Abstract:Prior work has shown that text-conditioned diffusion models can learn to identify and manipulate primitive concepts underlying a compositional data-generating process, enabling generalization to entirely novel, out-of-distribution compositions. Beyond performance evaluations, these studies develop a rich empirical phenomenology of learning dynamics, showing that models generalize sequentially, respecting the compositional hierarchy of the data-generating process. Moreover, concept-centric structures within the data significantly influence a model's speed of learning the ability to manipulate a concept. In this paper, we aim to better characterize these empirical results from a theoretical standpoint.
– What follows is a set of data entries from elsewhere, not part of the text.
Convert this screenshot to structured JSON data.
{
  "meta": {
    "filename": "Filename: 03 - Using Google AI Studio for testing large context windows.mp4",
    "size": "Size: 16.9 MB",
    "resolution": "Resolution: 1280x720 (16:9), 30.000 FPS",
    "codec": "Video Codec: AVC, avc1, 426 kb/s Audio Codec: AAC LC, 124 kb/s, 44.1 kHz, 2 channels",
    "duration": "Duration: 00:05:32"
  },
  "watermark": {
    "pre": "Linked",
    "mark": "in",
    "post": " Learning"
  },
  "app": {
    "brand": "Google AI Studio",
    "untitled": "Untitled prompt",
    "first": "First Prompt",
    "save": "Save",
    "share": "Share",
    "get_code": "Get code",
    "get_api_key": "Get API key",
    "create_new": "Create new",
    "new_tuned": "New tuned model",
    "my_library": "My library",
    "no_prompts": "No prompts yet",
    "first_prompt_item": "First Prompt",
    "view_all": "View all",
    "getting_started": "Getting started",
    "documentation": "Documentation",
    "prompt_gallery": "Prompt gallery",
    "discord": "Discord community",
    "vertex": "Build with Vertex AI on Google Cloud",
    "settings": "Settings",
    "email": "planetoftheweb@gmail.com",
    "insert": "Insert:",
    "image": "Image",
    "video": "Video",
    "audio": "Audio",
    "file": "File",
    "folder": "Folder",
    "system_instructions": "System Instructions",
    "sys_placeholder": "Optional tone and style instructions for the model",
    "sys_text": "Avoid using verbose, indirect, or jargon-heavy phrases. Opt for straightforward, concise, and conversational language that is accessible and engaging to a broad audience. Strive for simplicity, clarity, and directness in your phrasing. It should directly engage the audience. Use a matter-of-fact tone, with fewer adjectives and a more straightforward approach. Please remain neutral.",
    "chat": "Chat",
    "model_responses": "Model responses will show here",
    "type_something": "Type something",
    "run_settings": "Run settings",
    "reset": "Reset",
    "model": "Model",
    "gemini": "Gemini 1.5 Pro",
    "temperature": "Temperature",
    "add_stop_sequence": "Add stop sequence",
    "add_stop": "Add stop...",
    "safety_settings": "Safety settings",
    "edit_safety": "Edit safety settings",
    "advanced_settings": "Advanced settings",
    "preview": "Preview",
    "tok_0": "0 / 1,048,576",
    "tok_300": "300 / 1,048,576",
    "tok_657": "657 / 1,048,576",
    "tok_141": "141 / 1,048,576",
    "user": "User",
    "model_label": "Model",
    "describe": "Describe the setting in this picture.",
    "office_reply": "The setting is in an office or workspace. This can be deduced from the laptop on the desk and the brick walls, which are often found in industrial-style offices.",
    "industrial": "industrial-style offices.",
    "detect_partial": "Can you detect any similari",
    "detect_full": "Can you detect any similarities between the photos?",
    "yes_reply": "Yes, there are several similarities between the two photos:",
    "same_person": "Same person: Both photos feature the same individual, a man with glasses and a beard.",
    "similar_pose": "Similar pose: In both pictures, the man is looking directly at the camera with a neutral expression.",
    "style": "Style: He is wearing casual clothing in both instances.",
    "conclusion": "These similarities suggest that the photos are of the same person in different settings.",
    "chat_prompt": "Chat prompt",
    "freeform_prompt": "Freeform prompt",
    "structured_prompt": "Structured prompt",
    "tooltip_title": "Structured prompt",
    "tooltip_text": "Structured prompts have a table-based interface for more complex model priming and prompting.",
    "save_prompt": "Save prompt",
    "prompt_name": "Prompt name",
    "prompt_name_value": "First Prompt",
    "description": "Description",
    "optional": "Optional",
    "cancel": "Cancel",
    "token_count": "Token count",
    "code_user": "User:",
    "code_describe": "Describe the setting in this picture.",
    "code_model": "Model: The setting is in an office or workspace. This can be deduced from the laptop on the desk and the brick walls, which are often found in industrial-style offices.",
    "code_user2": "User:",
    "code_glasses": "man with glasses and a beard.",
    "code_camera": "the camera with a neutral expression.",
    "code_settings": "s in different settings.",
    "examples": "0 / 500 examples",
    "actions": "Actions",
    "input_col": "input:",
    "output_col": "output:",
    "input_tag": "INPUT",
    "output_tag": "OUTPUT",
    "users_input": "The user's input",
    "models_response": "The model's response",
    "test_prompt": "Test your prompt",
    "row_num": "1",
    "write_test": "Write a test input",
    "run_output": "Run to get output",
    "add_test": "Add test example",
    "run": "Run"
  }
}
Specifically, we propose an abstraction of prior work's compositional generalization problem by introducing a structured identity mapping (SIM) task, where a model is trained to learn the identity mapping on a Gaussian mixture with structurally organized centroids. We mathematically analyze the learning dynamics of neural networks trained on this SIM task and show that, despite its simplicity, SIM's learning dynamics capture and help explain key empirical observations on compositional generalization with diffusion models identified in prior work. Our theory also offers several new insights -- e.g., we find a novel mechanism for non-monotonic learning dynamics of test loss in early phases of training. We validate our new predictions by training a text-conditioned diffusion model, bridging our simplified framework and complex generative models. Overall, this work establishes the SIM task as a meaningful theoretical abstraction of concept learning dynamics in modern generative models.